1. Strengthen your customer insights
With the ability to analyse customer behaviour and preferences, you can gain insights into what they want and need – and what frustrates and excites them. And when you understand the customer experience, and where it excels or falls short (and have the evidence to support it), you can make confident decisions about how and where to develop your products to gain that all important competitive edge. The same is true for employee experience. If the users of your business applications are all internal, that makes them customers too.
For example, your employee experience and support platform may be lagging well behind that of your competitors. If it doesn’t provide your employees with options to submit requests for enhancement or new workflows and forms to improve their productivity, then you’re falling short of their expectations. This begs the following questions: Do you know how many enhancements are being submitted, and how are they being prioritised? How frequently are you currently pushing out new automation to your employees? And are they satisfied with the services you offer?
This is all data worth knowing and analysing for the greater good - in short, it’s gold.
On top of that, when you analyse both user behaviour and market trends, you can use those insights to develop targeted, up-to-the-minute marketing campaigns and deliver better user engagement strategies. All of which leads to increased customer satisfaction and retention.
2. Supercharge your operational efficiency
Efficiency = great processes = cost savings, increased productivity, and improved customer service.
But working out which areas of your business will benefit from streamlining and optimising is often easier said than done. It’s only by gaining access to all the data you need from across the relevant systems, centralising it, and analysing it to produce actionable insights into your operational performance that you can identify areas where processes can be improved. You’ll be able to eliminate (or cleverly circumnavigate) roadblocks, overcome issues created by a reliance on manual or outdated workflows, and best of all, transform frustrated customers into delighted ones.

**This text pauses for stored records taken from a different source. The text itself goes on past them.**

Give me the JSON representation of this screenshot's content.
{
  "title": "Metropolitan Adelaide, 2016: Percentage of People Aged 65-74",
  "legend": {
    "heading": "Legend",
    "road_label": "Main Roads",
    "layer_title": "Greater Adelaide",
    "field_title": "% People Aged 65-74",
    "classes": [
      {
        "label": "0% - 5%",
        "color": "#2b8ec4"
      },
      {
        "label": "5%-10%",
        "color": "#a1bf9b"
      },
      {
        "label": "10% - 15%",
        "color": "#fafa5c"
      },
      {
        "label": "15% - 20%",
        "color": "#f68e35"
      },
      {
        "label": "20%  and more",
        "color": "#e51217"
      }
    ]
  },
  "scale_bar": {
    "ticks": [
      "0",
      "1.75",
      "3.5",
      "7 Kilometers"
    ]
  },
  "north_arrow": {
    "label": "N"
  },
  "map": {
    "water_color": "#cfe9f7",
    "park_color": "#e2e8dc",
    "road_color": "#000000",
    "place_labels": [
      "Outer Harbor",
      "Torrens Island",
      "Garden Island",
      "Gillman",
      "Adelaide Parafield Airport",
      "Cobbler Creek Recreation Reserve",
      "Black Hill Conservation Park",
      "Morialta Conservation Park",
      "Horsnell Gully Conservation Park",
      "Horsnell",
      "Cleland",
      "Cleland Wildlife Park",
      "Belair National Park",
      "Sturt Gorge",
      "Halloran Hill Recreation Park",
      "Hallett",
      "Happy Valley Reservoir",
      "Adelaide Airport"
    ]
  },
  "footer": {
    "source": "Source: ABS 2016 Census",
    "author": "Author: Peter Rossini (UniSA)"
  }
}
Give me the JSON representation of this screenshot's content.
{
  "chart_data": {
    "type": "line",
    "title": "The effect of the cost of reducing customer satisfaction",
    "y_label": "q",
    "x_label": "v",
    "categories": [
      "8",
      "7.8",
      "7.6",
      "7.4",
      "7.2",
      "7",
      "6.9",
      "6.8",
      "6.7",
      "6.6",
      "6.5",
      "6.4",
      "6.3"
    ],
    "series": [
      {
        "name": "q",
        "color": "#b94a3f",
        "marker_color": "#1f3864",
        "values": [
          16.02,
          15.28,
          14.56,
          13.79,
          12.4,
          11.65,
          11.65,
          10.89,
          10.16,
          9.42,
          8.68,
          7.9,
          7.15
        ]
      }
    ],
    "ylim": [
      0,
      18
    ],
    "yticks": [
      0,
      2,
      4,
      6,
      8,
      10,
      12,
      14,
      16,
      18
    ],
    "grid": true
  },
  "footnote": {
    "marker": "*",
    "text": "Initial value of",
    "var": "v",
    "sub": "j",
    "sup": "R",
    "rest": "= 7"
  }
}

3. Wise up on your technology investments
How are you making the call on which of your technology investments are paying off? Which are underperforming and costing you too much, or charging ahead and creating valuable new opportunities?
If you’re relying on spreadsheets, downloads of data from disparate systems, and manually massaging your data into shape, then you’re wasting valuable time, effort, and money. By using data and analytics to give you the lowdown, you can optimise the allocation of resources dedicated to the development and support of each worthwhile investment. And you’ll also have clarity of which investments will never deliver a genuine business ROI and should be retired or returned to vendor.
As CTO, you’ve got some big decisions to make – week in, week out. Taking the guess out of guesswork by having access to real-time, comprehensive data and analytics tools could be one of your best decisions of the year.